Эксцентрический герой у Уэллса — вовсе не жюль вернов чудак. Жак Паганель — не человеческий тип, он — фигура, обязанная своим присутствием разбавлять серьезную атмосферу повествования и объяснять от лица науки разнообразные природные феномены.
Существует мнение (и я его горячо поддерживаю), что взгляд художника сродни всепроникающему лучу Рентгена, и человек, способный показать на бумаге/холсте/экране изменчивую человеческую природу, — если не сам Господь, то из его окружения, уж это точно. Или, отталкиваясь от искаженного библейского «устами младенцев»: та же самая истина глаголет и руками художника.
Это я о картинках к книгам.
Посмотрите, как иллюстрировали двух классиков — Уэллса и Жюля Верна.
Иллюстрации к французскому мастеру романтичны, это вне спора. Здесь есть всё — и брызги соленых волн, и сражающиеся со стихией герои, и мужественная складка между бровями на лице отважного капитана Немо. Отсутствует только смех (и ирония, его созидательная основа). Ни Фера, ни Риу, ни Беннет, продолжатели славной традиции великого Гюстава Доре у несмотря на всю свою изощренность, ни разу не передали юмор, который нет-нет да и проявляется у создателя бессмертного «Наутилуса». По-моему, единственный, кто улыбнулся, — Анри Мейер, французский график, когда перекладывал на бумагу образ кузена Бенедикта из романа «Пятнадцатилетний капитан».
Лучшие же картинки к Уэллсу (американские в расчет не беру) — сплошные клоунада и зубоскальство. Даже если описывается трагедия — общественная, «Война миров», или личная, «Человек-невидимка», — она подается так, будто это комедия-буфф или какой-нибудь народный лубок на подмостках площадного райка.
Разбавлять трагическое комическим — нисколько не глумление над святынями, а нормальный художественный прием, игра на понижение пафоса, о чем вкратце упоминалось выше. Возьмем Крукшенка, иллюстратора Диккенса. Возьмем Хогарта, Физа, кого угодно. Смех при этом бывает разный — есть убийственный, ядовитый, жалящий. Какого-нибудь глистоподобного Урию Хипа не изобразишь благообразным молодым человеком, сующим милостыню в нищенскую ладонь. А есть смех — жалеющий, сочувствующий, мягкий. Только люди, ограниченные в своей угрюмости, готовы углядеть в чем угодно, в том числе и в картинках к книге, святотатство, надругательство и крамолу.

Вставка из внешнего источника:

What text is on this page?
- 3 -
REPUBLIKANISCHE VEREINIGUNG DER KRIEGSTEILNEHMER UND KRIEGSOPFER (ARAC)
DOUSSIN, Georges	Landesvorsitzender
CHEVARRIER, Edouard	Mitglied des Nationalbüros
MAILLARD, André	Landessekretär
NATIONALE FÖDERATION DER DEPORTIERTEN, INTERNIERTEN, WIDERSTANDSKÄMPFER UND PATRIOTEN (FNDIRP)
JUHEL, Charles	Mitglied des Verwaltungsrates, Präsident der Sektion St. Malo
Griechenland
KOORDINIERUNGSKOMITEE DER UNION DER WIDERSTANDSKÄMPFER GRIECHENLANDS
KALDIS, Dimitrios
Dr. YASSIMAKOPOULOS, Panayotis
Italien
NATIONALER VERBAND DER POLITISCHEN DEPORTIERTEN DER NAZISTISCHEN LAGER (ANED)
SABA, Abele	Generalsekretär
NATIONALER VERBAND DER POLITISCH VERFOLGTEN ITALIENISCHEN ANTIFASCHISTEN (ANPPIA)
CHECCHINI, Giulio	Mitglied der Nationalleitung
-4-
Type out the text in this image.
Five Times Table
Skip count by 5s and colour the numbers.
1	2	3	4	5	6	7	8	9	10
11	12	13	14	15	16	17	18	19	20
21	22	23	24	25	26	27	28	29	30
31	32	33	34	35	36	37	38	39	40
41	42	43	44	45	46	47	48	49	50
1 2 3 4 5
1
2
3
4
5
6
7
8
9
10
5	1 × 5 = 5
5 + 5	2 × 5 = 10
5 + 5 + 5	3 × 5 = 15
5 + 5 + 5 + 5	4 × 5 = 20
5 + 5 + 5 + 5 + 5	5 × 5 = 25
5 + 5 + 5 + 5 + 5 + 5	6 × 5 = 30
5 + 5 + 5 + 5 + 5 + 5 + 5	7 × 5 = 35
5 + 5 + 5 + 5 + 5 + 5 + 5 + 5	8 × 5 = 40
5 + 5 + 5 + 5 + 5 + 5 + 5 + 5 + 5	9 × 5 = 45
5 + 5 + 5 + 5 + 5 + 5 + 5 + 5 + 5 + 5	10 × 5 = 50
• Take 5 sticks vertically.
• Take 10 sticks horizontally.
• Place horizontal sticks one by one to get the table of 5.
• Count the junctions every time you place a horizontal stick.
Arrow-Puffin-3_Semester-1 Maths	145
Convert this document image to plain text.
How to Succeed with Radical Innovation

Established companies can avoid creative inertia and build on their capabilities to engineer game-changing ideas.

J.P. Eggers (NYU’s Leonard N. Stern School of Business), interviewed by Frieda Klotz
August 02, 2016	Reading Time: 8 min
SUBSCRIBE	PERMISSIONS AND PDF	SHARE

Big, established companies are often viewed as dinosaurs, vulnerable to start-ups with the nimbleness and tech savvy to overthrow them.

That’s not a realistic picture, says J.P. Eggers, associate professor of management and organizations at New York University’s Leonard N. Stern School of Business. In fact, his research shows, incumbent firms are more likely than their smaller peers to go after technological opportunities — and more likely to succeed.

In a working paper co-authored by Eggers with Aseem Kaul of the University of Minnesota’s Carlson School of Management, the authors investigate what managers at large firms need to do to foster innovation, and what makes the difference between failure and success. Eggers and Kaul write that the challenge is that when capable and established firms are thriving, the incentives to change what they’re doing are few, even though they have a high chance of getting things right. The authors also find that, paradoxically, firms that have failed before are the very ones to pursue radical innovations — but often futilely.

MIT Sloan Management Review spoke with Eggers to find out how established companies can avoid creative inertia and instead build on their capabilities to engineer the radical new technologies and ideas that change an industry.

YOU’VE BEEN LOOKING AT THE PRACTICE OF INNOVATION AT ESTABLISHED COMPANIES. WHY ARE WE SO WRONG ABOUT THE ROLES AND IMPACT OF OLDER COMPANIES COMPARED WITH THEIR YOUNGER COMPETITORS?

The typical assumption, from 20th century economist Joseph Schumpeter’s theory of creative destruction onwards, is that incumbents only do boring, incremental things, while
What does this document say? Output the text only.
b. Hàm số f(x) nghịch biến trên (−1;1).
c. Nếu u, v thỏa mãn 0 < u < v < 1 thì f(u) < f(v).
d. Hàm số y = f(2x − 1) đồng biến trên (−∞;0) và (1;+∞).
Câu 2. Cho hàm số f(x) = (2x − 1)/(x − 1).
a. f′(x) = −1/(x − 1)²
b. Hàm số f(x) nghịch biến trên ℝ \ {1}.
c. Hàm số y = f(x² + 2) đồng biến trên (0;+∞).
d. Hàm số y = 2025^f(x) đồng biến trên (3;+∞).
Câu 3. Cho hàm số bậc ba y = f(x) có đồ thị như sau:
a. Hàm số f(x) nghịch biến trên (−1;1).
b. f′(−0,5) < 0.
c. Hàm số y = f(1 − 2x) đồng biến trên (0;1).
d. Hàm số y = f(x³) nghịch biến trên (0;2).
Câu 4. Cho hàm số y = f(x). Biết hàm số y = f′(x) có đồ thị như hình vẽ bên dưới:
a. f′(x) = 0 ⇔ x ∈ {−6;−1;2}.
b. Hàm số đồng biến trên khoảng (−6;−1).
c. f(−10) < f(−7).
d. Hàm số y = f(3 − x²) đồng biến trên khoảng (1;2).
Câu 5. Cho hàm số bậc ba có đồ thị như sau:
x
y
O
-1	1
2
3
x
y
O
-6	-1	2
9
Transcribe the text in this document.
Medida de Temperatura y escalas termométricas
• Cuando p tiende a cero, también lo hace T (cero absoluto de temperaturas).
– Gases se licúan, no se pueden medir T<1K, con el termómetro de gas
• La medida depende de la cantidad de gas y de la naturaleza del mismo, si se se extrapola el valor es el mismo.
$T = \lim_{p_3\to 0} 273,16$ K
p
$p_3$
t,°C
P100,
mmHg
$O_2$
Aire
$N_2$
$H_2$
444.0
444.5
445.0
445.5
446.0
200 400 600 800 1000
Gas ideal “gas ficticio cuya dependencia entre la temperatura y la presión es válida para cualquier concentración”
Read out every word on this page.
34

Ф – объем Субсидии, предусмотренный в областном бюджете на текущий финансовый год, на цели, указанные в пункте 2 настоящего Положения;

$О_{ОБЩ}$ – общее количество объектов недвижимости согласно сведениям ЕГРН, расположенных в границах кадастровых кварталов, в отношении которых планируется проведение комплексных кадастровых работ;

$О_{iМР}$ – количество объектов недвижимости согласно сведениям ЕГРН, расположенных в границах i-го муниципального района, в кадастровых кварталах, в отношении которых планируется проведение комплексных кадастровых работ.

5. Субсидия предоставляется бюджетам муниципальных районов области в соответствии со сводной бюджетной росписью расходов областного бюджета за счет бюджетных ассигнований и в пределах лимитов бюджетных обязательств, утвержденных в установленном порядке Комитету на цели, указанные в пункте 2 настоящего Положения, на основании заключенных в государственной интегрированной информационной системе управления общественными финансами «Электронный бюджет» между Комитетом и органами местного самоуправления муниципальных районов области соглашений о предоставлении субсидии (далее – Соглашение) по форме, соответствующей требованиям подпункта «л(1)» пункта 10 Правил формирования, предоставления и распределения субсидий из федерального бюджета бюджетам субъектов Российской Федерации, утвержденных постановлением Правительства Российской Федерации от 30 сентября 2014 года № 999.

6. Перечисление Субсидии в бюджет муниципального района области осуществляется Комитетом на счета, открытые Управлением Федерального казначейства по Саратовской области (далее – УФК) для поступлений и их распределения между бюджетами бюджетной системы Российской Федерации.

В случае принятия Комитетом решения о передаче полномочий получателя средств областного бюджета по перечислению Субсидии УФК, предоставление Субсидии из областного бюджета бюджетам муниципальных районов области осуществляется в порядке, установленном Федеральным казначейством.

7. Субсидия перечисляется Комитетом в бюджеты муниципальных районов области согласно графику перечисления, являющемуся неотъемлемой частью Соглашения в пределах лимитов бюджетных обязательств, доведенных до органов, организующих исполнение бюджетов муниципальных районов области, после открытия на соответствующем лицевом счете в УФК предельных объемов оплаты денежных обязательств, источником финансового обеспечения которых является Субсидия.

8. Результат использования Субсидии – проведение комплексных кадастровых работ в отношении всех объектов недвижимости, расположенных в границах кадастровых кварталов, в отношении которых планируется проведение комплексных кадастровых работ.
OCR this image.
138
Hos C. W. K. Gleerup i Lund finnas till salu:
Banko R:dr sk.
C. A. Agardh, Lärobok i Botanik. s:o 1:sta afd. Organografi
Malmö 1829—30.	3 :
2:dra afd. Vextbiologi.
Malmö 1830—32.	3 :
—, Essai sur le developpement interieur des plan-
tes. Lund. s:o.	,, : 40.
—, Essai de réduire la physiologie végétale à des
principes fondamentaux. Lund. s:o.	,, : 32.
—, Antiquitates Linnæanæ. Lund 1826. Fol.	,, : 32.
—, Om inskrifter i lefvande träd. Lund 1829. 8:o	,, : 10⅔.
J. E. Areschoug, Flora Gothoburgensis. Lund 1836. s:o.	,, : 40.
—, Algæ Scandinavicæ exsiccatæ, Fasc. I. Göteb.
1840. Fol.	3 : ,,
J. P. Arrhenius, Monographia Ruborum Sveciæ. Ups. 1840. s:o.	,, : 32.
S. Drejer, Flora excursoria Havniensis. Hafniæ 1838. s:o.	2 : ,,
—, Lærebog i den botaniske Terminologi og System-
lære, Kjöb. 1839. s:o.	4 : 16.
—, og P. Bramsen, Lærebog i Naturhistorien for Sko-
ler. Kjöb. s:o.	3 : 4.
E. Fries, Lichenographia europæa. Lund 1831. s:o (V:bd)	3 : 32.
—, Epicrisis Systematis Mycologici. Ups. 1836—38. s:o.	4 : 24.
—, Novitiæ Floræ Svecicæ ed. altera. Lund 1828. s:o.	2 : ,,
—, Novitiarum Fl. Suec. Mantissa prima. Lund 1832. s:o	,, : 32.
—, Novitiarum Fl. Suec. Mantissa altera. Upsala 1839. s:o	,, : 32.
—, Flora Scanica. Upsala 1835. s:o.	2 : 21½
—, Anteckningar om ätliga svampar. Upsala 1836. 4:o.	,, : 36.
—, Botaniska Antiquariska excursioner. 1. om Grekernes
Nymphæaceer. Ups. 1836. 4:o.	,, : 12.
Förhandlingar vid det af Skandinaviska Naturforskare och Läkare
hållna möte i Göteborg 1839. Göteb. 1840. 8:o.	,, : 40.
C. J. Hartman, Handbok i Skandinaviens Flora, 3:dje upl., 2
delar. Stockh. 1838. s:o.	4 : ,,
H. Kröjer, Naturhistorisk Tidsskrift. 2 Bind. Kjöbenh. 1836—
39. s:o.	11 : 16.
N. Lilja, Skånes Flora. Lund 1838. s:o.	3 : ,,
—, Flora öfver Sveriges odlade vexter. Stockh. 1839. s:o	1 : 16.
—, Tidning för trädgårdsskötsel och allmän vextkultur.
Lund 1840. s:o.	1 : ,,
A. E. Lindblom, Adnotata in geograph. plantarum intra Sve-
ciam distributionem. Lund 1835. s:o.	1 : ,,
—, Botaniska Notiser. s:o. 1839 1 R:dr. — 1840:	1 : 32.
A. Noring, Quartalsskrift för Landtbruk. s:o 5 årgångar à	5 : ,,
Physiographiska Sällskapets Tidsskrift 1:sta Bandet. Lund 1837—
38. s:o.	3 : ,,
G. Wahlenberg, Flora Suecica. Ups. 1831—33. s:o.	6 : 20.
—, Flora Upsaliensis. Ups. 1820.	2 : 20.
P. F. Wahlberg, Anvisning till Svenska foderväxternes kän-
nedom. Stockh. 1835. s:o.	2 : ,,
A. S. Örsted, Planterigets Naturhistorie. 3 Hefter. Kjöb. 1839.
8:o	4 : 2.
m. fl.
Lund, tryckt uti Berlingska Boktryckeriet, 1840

Впрочем, сами уэллсовские романы (лучшие — не утверждаю, что все) сплошь наполнены эксцентрикой и иронией, и художник только подчеркивает эти качества уэллсовской прозы. Вот как, например, выглядит доктор Кейвор, изобретатель знаменитого кейворита, в описании мистера Бедфорда, его друга и делового партнера в совместном путешествии на Луну: «То был коротенький, кругленький, тонконогий человечек с резкими порывистыми движениями. Его диковинная внешность казалась еще более причудливой благодаря костюму: представьте себе крикетную круглую шапочку, пиджак, короткие штанишки и чулки вроде тех, какие носят велосипедисты. Человек махал руками, вертел головой и жужжал. Что-то электрическое было в этом жужжании. Кроме того он часто и громко откашливался». Художник Николай Травин, довоенный иллюстратор Уэллса, удивительно точно и достоверно передает этот комический образ, даже электрическое жужжание каким-то чудом удалось ему передать.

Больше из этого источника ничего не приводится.